Problems started when I showed up with not enough grain, I was about 4 pounds short. This was easily fixed by scaling back our 10 gallon batch to 8 gallons. As we pulled out the equipment that we needed for the day we found that it had been put away wet and dirty and was covered in mold. Before we could even start brewing we had to clean everything.
Things went from bad to worse when our roasted pumpkin turned our mash into cement. It took an extra hour and a lot of stirring to get what we needed out of the mash tun. When it became time to add hops we found that no one had any hop bags. We opted to go without, which was a terrible idea. When it came time to run the beer through the chiller all the hops immediately jammed the chiller which left us with 8 gallons of beer and no way to cool it.
I decided to cut me losses and take the beer home hot.

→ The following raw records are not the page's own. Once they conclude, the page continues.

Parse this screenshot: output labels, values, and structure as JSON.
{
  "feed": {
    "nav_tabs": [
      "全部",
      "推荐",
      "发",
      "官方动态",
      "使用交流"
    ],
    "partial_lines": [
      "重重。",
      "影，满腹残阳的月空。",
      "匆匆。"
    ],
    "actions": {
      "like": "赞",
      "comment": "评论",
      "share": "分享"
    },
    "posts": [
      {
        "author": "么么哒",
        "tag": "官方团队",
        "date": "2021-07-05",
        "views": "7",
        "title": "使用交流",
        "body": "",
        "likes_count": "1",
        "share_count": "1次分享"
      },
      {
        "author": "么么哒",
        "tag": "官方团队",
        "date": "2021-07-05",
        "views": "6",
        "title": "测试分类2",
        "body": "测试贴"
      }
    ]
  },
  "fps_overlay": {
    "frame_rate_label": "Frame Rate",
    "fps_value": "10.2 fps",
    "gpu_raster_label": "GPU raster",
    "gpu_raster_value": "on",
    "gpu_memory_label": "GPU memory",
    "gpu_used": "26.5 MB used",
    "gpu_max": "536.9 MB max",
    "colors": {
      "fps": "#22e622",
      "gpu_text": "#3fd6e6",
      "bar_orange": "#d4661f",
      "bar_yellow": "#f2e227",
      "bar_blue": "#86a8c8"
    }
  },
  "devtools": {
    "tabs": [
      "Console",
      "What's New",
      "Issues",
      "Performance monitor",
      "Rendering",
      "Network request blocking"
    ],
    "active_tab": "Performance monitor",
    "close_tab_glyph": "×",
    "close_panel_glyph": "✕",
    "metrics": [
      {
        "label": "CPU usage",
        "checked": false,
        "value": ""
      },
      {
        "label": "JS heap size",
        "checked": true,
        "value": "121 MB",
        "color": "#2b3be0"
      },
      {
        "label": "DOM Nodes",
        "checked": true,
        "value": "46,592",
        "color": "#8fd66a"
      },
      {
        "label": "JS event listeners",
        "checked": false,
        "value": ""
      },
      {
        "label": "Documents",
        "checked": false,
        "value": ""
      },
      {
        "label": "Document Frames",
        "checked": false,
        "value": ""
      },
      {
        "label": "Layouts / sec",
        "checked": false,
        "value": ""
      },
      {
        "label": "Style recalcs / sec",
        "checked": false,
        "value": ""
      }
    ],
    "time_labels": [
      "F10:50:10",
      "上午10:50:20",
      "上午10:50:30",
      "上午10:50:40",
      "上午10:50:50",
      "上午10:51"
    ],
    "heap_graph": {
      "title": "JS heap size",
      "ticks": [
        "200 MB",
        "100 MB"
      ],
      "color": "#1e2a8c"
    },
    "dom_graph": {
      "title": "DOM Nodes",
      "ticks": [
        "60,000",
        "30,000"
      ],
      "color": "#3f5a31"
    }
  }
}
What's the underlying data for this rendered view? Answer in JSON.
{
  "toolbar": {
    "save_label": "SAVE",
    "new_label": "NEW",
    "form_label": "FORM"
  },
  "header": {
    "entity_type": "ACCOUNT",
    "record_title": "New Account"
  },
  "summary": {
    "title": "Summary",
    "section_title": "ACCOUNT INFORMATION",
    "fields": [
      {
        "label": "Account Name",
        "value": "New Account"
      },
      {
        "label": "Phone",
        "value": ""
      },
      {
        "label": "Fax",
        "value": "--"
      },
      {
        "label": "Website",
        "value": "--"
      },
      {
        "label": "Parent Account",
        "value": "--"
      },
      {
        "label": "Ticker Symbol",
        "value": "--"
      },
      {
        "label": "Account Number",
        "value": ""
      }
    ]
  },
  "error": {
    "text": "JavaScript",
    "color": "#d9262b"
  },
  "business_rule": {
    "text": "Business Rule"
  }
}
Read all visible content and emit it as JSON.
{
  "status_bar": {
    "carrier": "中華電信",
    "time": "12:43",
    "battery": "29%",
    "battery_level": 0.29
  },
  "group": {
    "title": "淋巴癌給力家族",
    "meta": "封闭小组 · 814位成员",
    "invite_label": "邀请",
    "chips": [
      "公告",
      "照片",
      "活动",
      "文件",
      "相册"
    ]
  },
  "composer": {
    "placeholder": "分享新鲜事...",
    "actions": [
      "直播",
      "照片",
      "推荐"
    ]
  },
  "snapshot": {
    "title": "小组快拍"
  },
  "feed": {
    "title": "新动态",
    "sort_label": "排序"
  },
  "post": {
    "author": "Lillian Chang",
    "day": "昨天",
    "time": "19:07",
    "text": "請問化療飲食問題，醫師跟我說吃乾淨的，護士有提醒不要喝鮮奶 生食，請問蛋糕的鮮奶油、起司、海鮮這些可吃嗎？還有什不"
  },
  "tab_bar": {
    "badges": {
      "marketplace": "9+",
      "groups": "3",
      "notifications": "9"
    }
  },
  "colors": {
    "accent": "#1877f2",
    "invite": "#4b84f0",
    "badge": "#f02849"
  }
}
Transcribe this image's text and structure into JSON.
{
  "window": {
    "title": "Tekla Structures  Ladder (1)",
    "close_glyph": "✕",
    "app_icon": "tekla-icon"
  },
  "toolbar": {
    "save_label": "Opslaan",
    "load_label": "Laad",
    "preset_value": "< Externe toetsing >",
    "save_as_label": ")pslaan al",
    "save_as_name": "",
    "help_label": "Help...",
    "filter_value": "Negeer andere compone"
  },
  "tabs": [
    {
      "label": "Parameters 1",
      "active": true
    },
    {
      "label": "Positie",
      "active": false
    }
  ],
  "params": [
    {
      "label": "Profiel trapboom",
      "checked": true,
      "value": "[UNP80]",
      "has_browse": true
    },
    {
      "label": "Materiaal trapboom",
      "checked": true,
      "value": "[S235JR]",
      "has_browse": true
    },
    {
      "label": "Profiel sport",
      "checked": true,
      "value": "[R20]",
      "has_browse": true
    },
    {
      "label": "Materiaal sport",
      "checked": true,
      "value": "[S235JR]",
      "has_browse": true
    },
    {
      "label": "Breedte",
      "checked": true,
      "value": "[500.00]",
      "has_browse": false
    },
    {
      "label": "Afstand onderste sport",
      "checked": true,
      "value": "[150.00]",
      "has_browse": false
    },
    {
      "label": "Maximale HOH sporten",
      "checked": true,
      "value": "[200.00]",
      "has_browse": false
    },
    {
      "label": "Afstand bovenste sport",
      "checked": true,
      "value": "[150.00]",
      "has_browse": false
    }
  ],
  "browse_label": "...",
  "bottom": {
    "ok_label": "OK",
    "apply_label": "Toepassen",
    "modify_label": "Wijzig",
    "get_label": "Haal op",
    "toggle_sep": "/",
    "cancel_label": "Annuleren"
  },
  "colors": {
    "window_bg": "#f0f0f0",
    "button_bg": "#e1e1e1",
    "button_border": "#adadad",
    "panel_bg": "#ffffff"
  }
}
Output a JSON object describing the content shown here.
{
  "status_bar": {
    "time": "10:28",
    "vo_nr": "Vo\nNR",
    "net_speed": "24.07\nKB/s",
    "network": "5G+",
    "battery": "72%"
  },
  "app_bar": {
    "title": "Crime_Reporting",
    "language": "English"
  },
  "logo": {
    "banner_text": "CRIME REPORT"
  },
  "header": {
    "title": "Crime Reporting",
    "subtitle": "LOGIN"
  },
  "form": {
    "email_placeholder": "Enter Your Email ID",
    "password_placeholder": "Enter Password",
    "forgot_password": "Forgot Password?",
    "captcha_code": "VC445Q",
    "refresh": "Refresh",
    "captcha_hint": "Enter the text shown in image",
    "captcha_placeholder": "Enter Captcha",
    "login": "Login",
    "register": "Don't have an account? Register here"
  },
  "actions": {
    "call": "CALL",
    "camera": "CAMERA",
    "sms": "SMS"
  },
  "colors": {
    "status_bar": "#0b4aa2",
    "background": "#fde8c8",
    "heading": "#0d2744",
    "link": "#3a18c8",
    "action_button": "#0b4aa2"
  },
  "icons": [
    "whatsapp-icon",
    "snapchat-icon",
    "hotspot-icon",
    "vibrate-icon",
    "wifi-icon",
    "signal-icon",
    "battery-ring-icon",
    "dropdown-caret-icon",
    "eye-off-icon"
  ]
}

I then placed it back on the stove, boiled it again for ten minutes, and then cooled it with my own chiller. Finally getting the beer into the carboy after an almost 8 hour brew day.
Despite all the disaster the beer turned out great. Here is the recipe and a review.
Recipe for 8 gallons of beer
OG 16 Plato
FG 3.5 Plato
90% Marris Otter
10% Caramel 20
3 pound toasted pumpkin added to the mash tun
60 minutes 1 oz 13% AA Magnum
10 minutes 0.75 oz 6% AA Sterling
5 minutes from end of boil 1 3/4 tsp pumpkin pie spice
AT BOTTLING 2oz sugar (for carbonation)
AT BOTTLING 1/4 oz Vanilla
AT BOTTLING 1/2 tsp Pumpkin Pie Spice
Beer pours with a strong and sticky head. The foam turns into a lovely white lacing around the glass. The beer is orange-gold in color and is almost crystal clear. Small bubbles rise to the top of the beer from the nucleation site, excellent carbonation.
Aroma is a little sweet and filled with pumpkin pie spice. The spice is not overwhelming, it is clearly a beer that has been spiced to smell like pumpkin instead of a pumpkin pie bomb. It would be nice to have some caramel or grain notes to add some pie crust aroma.
The taste is excellent. Pumpkin pie spice is subtle and in the finish. The vanilla went a long way to smooth out the palate. The alcohol is not perceptible which is pretty impressive for the ABV.
Mouthfeel is smooth and full.
Overall this beer turned out very well, despite the rough start. It will be a great beer to share at Thanksgiving this year.